Ethereum could rise to $210 for the first time since September
September 2019 saw ETH drop from $220 to $254 in just a matter of days, and Ethereum hasn’t been able to move back above the $210 mark ever since. However, the daily chart indicated that this level might not be out of reach for much longer. CoinMarketCap showed, at the time of writing, ETH with a market value of around $184, and market capitalization of over $18.4 billion.
Ethereum 1-day chart | Scenario 1
Since August last year, ETH has been moving through a descending channel formation with a decreasing volume trend over the duration of the pattern. Channels are considered to be continuation patterns, making it likely that Ethereum will break out through a bullish movement considering ETH entered the pattern through a devaluation move.
The 50-day moving average was seen moving under the price line, which could signal some short-term upward movement. On the surface, MACD indicated a bearish crossover had taken place, and that we could see some downward movement before the ETH breaks above the channel formation. However, a closer look at MACD showed a bullish divergence, which could mean greener pastures for Ethereum in the longer term.

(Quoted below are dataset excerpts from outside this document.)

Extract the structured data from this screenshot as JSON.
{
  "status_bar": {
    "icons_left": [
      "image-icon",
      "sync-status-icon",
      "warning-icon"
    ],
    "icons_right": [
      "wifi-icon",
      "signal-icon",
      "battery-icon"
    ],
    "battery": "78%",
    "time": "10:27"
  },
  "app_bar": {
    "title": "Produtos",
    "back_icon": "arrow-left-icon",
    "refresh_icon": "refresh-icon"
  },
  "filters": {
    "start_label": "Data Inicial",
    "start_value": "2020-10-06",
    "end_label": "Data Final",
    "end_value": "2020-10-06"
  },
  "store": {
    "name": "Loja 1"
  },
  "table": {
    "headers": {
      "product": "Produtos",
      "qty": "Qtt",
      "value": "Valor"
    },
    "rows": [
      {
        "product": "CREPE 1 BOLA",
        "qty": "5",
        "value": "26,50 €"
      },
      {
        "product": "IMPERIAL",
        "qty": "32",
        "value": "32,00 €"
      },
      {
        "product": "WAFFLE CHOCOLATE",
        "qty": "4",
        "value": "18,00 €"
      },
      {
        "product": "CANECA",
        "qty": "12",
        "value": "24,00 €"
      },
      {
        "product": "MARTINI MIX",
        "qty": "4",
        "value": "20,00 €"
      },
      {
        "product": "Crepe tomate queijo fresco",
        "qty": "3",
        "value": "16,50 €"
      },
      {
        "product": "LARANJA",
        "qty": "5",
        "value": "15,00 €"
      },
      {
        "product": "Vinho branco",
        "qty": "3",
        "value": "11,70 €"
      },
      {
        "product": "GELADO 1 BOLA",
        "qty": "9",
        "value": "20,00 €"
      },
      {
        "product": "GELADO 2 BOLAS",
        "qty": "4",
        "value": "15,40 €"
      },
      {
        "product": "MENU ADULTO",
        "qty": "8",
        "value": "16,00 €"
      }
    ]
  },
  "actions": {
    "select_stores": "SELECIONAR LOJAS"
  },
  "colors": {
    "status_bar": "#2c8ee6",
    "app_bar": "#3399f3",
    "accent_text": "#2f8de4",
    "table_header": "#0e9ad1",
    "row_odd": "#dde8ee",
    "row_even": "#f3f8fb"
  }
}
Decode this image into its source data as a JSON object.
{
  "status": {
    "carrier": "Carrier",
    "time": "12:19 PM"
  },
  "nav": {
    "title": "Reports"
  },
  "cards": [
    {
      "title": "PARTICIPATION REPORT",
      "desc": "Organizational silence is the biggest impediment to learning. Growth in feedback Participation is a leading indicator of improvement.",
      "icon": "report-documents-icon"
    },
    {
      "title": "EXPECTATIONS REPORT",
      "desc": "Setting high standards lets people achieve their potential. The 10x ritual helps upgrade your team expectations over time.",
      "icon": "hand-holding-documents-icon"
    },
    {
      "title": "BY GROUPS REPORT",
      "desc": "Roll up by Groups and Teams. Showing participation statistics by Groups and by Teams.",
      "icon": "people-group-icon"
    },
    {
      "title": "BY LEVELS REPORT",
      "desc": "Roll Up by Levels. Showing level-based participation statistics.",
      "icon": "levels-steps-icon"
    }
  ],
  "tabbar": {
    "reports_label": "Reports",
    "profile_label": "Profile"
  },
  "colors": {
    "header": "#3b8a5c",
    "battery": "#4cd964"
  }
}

At the time of writing, the upper pattern boundary is guarded by the 200-day moving average, the 78.6% Fibonacci retracement line, as well as the point of control on the volume profile. These are likely to provide heavy resistance to an upward breakout in the next couple of weeks. A move up to the channel trend line could push ETH back into the channel, where it should find support from the 50-day moving average.
At this point, Ethereum will be poised for an upward breakout, and will likely shoot ETH up to the 61.8% Fibonacci retracement line at $210.6 before the end of February. However, there is a chance this level may be reached earlier.
Correlation with Bitcoin | Scenario 2
According to data analytics firm, CoinMetrics, Ethereum’s correlation with Bitcoin has been on the rise since October 2019, oscillating between 0.81 and 0.82 this month — a level that hasn’t been touched since July last year. With Bitcoin projected to rise to $9000 soon, we could see Ethereum push past the heavy resistance at the channel boundary and jump to the $210.6 mark by the second week of February.
In all likelihood, ETH will be rejected at the channel trend line, pushing the coin down the the 50-DMA. From here, a breakout to the 61.8% Fibonacci retracement line at $210.6 by the end of February looks plausible, especially considering the bullish divergence indicated by MACD, as well as the continuation nature of the pattern. However, if Bitcoin manages to push past the $9000 mark, we could see ETH shoot to the breakout target a little earlier.